As an inaugural post, let me explain why I'm writing.

I am a chemist. I have been fascinated with science ever since 3-2-1 Contact told me that "if you like to take things apart and put them back together again...you're a scientist!". I fell in love with biology as a freshman in high school, with chemistry as a sophomore, with physics as a senior. I have been working in research laboratories since 2001, studying everything from birch sap to hibernation to organic synthesis to cancer to the proteomics of infectious disease. I love to think critically, I love problem solving, I love the big picture and the little details. The world is my laboratory.

I am a Christian. I have attended church regularly since I was an infant. The Christian world view has been present in every part of my upbringing and development.
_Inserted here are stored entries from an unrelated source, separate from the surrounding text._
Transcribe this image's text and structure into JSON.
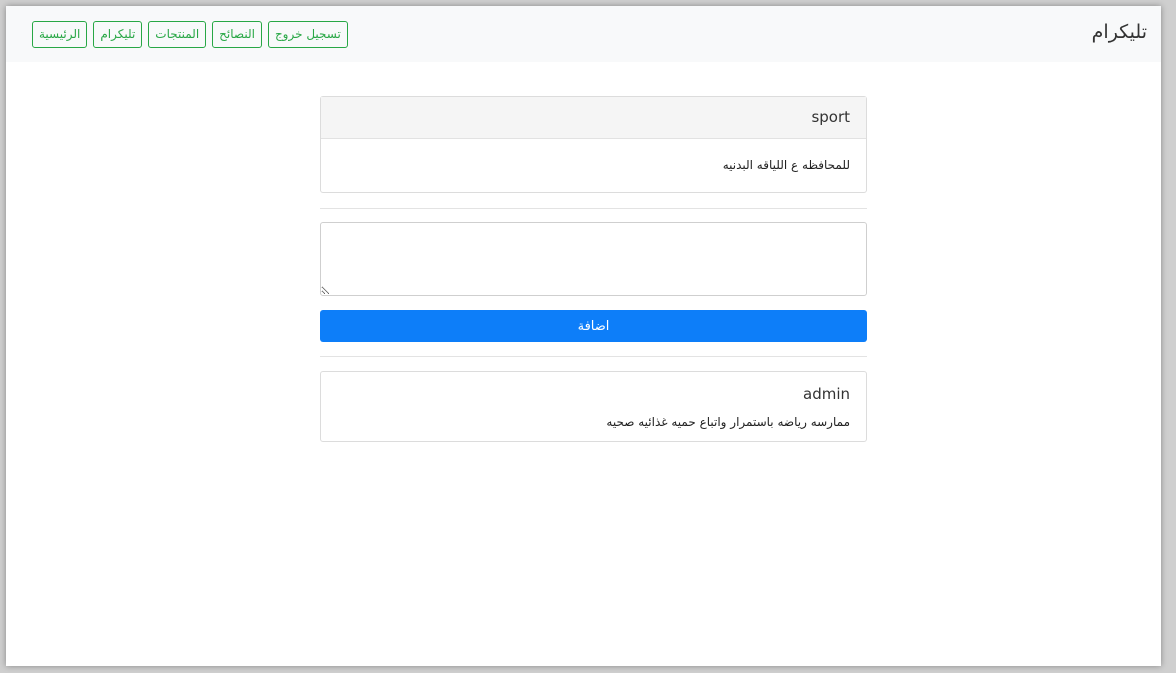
{
  "navbar": {
    "brand": "تليكرام",
    "buttons": [
      "الرئيسية",
      "تليكرام",
      "المنتجات",
      "النصائح",
      "تسجيل خروج"
    ]
  },
  "post": {
    "title": "sport",
    "body": "للمحافظه ع اللياقه البدنيه"
  },
  "form": {
    "textarea_value": "",
    "submit_label": "اضافة"
  },
  "comments": [
    {
      "author": "admin",
      "text": "ممارسه رياضه باستمرار واتباع حميه غذائيه صحيه"
    }
  ],
  "colors": {
    "nav_button": "#28a745",
    "primary": "#0d7ef9"
  }
}
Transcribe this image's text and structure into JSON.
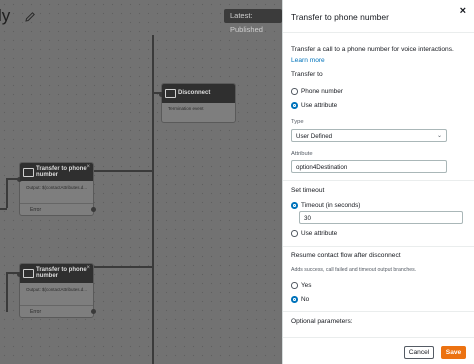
{
  "canvas": {
    "flow_title_fragment": "ly",
    "publish_status": "Latest: Published",
    "blocks": [
      {
        "title": "Disconnect",
        "subtitle": "Termination event",
        "close": "×"
      },
      {
        "title": "Transfer to phone number",
        "subtitle": "Output: $(contactAttributes.d...",
        "row": "Error",
        "close": "×"
      },
      {
        "title": "Transfer to phone number",
        "subtitle": "Output: $(contactAttributes.d...",
        "row": "Error",
        "close": "×"
      }
    ]
  },
  "panel": {
    "title": "Transfer to phone number",
    "close_label": "×",
    "description": "Transfer a call to a phone number for voice interactions.",
    "learn_more": "Learn more",
    "transfer_to": {
      "label": "Transfer to",
      "options": [
        "Phone number",
        "Use attribute"
      ],
      "selected": "Use attribute"
    },
    "type": {
      "label": "Type",
      "value": "User Defined",
      "chevron": "⌄"
    },
    "attribute": {
      "label": "Attribute",
      "value": "option4Destination"
    },
    "set_timeout": {
      "label": "Set timeout",
      "timeout_option": "Timeout (in seconds)",
      "timeout_value": "30",
      "attribute_option": "Use attribute",
      "selected": "Timeout (in seconds)"
    },
    "resume": {
      "label": "Resume contact flow after disconnect",
      "hint": "Adds success, call failed and timeout output branches.",
      "options": [
        "Yes",
        "No"
      ],
      "selected": "No"
    },
    "optional_parameters": "Optional parameters:",
    "buttons": {
      "cancel": "Cancel",
      "save": "Save"
    }
  },
  "colors": {
    "accent": "#0073bb",
    "primary_button": "#ec7211"
  }
}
My parents converted to Christianity at a Pentecostal church, I attended a primary and middle school run by Calvinists, I went on mission trips with Charismatics, I became an Episcopalian in college, was friends with Catholics, Baptists, Muslims, Buddhists, Atheists, and Undeclareds, and married a Lutheran. A belief in God, the teachings of Christ, and involvement in church play a fundamental role in how I understand people and the meaning of life. The world is my church.

I am a conflicted person. Science is my vocation. Christianity is my faith. These two do not play well with each other.

Many Christians warn me that our values are under attack, that we are losing ground to the liberals and atheist secular humanists who use science to spread their agenda of a world without God. They tell me that the theory of evolution is a tactic from Satan meant to deceive the world and lead us all to hell.

Many scientists (and educated people who believe that the scientific method is our best way to know truth) warn me that our educational system and enlightened culture are under attack, that we are losing ground to conservatives and religious fundamentalists who advance their agenda in the form of the Religious Right and the Republican Party.

I know people on both sides who fear the other, loath the other, vilify the other. The ideologies they embrace seem mutually exclusive. And here I am, a chemist and a Christian. So, whose side am I on?

Who says I have to pick sides?

It is my intent with this blog to explore the motivations, world views, hopes, and fears of those engaged in the culture wars between science and religion. It is my hope to show that the culture war between science and faith is, at its core, a misunderstanding between people who share a common desire to see humanity fulfill its greatest potential.

Of course, some people are probably just jerks. But I'll give them the benefit of the doubt for now.